On a whim, she stopped by Takoma Park Middle School to ask if she could put her plants there over the winter — with so many plants at home space was tight. An administrator said yes, if she could share her gardening skills with the students.

“I said, ‘I’m not a master gardener. I don’t have any degrees. I just know how to grow plants.’ They said, ‘As long as you can teach the kids how to grow plants and you have experience working with young people.’”

With 35 years of teaching youngsters and others dance, Perlo rolled up her sleeves, put on her gloves and got to work. With help from friends and community members an irrigation system was installed, kids joined up and the garden bloomed.

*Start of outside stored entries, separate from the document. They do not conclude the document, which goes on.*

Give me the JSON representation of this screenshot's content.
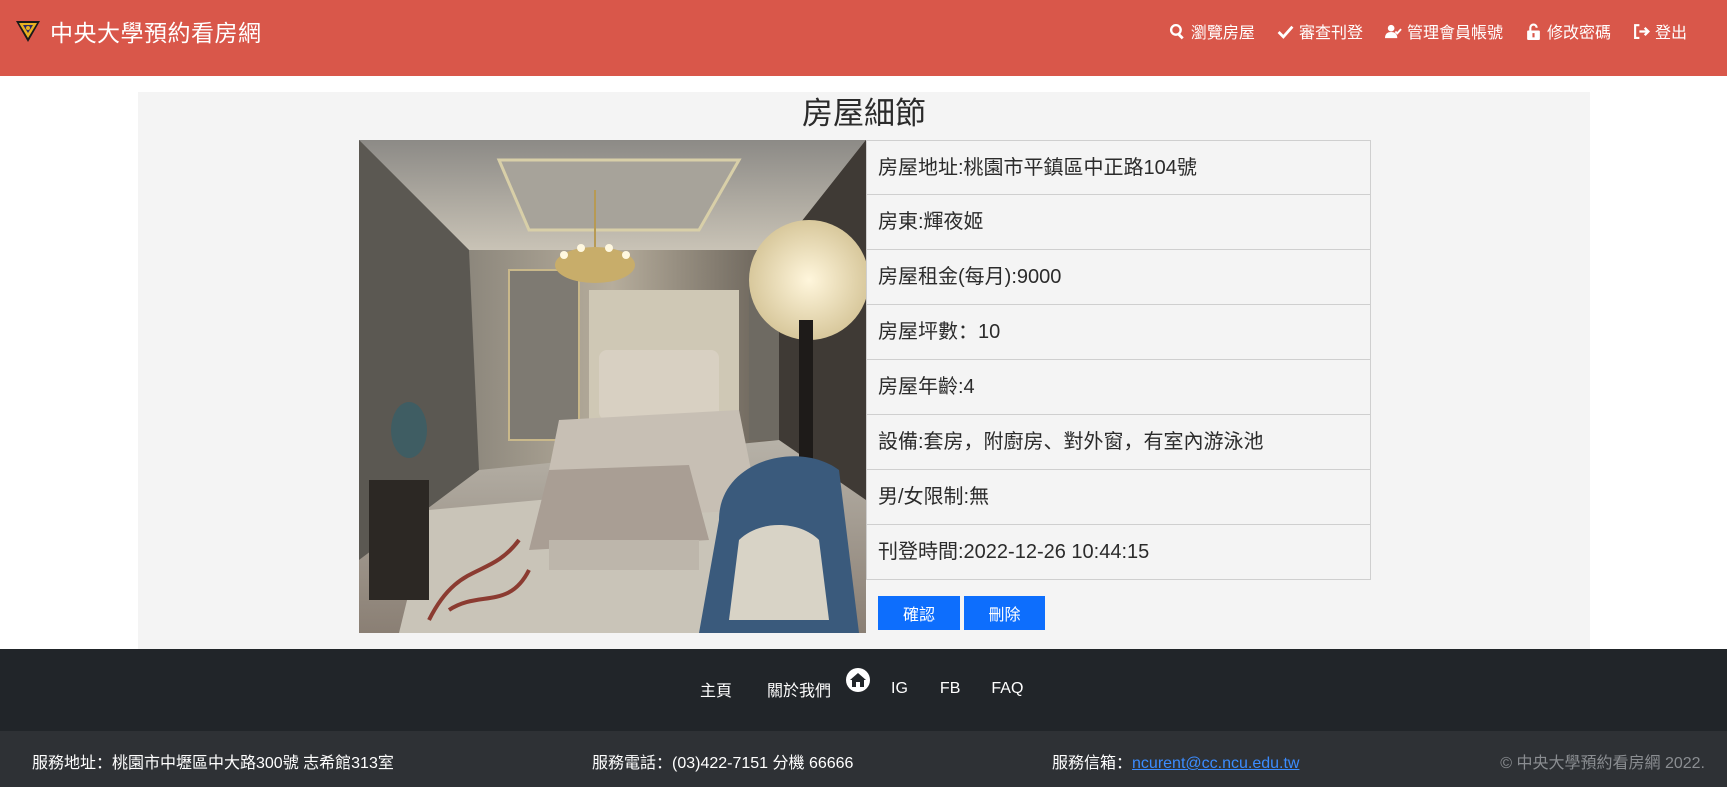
{
  "header": {
    "brand": "中央大學預約看房網",
    "nav": [
      {
        "label": "瀏覽房屋",
        "icon": "search-icon"
      },
      {
        "label": "審查刊登",
        "icon": "check-icon"
      },
      {
        "label": "管理會員帳號",
        "icon": "user-check-icon"
      },
      {
        "label": "修改密碼",
        "icon": "unlock-icon"
      },
      {
        "label": "登出",
        "icon": "sign-out-icon"
      }
    ],
    "bg_color": "#d9574a"
  },
  "main": {
    "title": "房屋細節",
    "details": [
      "房屋地址:桃園市平鎮區中正路104號",
      "房東:輝夜姬",
      "房屋租金(每月):9000",
      "房屋坪數：10",
      "房屋年齡:4",
      "設備:套房，附廚房、對外窗，有室內游泳池",
      "男/女限制:無",
      "刊登時間:2022-12-26 10:44:15"
    ],
    "buttons": {
      "confirm": "確認",
      "delete": "刪除"
    },
    "button_color": "#0d6efd"
  },
  "footer": {
    "links": {
      "home": "主頁",
      "about": "關於我們",
      "ig": "IG",
      "fb": "FB",
      "faq": "FAQ"
    },
    "address": "服務地址：桃園市中壢區中大路300號 志希館313室",
    "phone": "服務電話：(03)422-7151 分機 66666",
    "email_label": "服務信箱：",
    "email": "ncurent@cc.ncu.edu.tw",
    "copyright": "© 中央大學預約看房網 2022."
  }
}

A long-time member of Temple Shalom in Chevy Chase, Perlo’s life works are easy to see through a Jewish lens. Teaching, building a vibrant community space for dance, advocating for arts education for all, creating afterschool and summer camp programs for the Brookland neighborhood children who otherwise would be at loose ends — they all smack of repairing a broken world.

“As Jews, we make the world better. So what could be better than growing plants, growing food, growing flowers, growing herbs and teaching others to do it?” Perlo said.

“One of the most important things for a person to be able to do is to feel that they are connected to the earth and that they can grow something. For me it’s also a connection with God. Everything comes back to God. We are so fortunate to live on this earth and we should be in touch with the earth. It’s crucial.”